NEW YORK — Kaitlyn Farrington attended the Daytona 500, a Vanity Fair party and the “Game of Thrones” premiere after Sochi, but they don’t compare with what happened when the gold medalist returned to her hometown of Sun Valley, Idaho.
Two dozen screaming 12-year-old girls chased her down a street.
“It was pretty epic,” Farrington said, “but also very scary at the same time.”
Farrington, 24, upset a field that included the last three Olympic champions to win halfpipe gold in Sochi.The rider raised on a cattle ranch was considered questionable to make the U.S. Olympic Team entering winter qualifying, but she beat two-time Olympians Gretchen Bleiler and Elena Hight to join previous Olympic champions Kelly Clark and Hannah Teter and world champion Arielle Gold on the four-woman squad.
At the Olympics, her second-run score of 91.75 edged 2010 Olympic champion Torah Bright by .25 for gold in the closest Olympic halfpipe competition ever.
Farrington said life has changed “100 percent” since Sochi.
“I feel that I’m no longer just Kaitlyn Farrington,” she said at Right To Play’s Big Red Ball gala on Wall Street on Tuesday night. “I’m Kaitlyn Farrington, the gold medalist.”
Farrington flew from Sochi to New York for a week of media, then to Florida to be an honorary marshal at the Daytona 500 (and ride a pace car) and then to Idaho.
She cried for the first time since winning gold entering the terminal at Friedman Memorial Airport, where a marching band and girls from the Sun Valley snowboard team waited for her arrival on the tarmac.
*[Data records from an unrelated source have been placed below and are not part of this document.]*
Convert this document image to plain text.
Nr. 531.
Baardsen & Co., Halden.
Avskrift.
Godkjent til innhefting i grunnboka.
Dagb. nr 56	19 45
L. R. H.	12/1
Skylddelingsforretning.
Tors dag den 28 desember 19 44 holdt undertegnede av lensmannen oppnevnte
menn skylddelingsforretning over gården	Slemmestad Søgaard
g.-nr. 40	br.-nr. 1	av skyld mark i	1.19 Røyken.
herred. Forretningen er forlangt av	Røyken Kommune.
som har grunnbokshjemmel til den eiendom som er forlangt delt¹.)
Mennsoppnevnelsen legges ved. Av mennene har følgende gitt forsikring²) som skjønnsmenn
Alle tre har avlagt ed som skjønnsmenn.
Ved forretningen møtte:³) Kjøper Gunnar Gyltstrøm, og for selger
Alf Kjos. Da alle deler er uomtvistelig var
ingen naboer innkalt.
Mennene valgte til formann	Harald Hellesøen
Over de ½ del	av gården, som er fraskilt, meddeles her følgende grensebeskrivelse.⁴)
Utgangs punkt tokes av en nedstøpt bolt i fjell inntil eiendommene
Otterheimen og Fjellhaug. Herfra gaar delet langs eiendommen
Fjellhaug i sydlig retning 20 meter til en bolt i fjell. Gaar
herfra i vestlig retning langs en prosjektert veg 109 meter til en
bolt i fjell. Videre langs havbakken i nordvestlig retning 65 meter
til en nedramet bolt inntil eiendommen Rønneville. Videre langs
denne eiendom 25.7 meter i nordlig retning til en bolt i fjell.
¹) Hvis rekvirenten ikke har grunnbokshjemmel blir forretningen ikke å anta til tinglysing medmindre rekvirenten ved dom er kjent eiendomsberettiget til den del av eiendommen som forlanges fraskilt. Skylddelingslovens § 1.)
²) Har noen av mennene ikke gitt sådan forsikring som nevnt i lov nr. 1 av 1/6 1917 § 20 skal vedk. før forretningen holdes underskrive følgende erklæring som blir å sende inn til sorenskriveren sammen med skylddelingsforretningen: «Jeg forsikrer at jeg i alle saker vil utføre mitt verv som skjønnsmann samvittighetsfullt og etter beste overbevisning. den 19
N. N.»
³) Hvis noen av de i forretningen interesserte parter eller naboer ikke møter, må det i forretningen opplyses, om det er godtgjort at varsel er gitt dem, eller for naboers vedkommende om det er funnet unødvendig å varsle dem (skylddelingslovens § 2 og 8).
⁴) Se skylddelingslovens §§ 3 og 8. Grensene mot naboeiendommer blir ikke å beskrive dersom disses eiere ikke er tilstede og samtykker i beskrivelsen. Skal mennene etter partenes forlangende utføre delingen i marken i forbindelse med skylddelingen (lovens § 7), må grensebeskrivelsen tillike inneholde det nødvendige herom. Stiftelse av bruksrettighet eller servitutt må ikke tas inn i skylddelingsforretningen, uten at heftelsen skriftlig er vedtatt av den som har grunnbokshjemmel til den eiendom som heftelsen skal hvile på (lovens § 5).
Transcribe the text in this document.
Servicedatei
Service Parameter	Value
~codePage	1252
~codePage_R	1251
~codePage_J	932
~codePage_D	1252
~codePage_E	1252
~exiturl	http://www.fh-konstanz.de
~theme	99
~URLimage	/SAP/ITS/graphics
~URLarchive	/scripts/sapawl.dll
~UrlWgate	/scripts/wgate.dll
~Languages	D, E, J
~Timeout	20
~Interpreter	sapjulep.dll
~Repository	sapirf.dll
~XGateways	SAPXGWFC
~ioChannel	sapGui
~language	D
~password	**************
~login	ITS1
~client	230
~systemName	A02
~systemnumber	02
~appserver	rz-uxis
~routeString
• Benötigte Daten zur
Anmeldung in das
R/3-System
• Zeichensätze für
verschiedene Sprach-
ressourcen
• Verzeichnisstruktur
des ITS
A parade was held for Farrington, who rode in a silver 1966 Ford Mustang GT convertible and a Wood River Fire & Rescue ladder truck.
Farrington said students were let out of schools to see her, which caused many kids to let out their excitement by chasing the gold medalist. Farrington could only think to run away from the stampede, though she’s very appreciative of Sun Valley and the surrounding community, which raised money to send her parents to Sochi.
“It felt like everyone’s victory,” Farrington said.
Then she traveled to Hollywood for the Oscars and to Colorado for the U.S. Open, where she said she arrived the day of the competition and finished 11th, her first time riding halfpipe since the Olympics.
Then she flew back to New York for the “Game of Thrones” premiere and to British Columbia for a week of back-country riding.
Her medal picked up scratches and dings through it all, including a dent after it dropped out of her pocket when she was on a dance floor before she left Russia.
Farrington may take one more adventure to Costa Rica before returning to riding in Mt. Hood, Ore., this summer and then probably in New Zealand. She’ll work not only on her halfpipe skills but also on slopestyle, with a goal of entering slope at the Dew Tour iON Mountain Championships.
She’s entertaining the idea of attempting to qualify for the 2018 Olympics in slopestyle and trying to become the first snowboarder to win medals in multiple disciplines, a feat Shaun White and Bright couldn’t accomplish in Sochi.
“Winning the gold medal was something that I’ve always wanted to do, but it was never expected out of me,” Farrington said. “Now that I’ve done it, I feel like I can take my snowboarding to places that I’ve always wanted to.”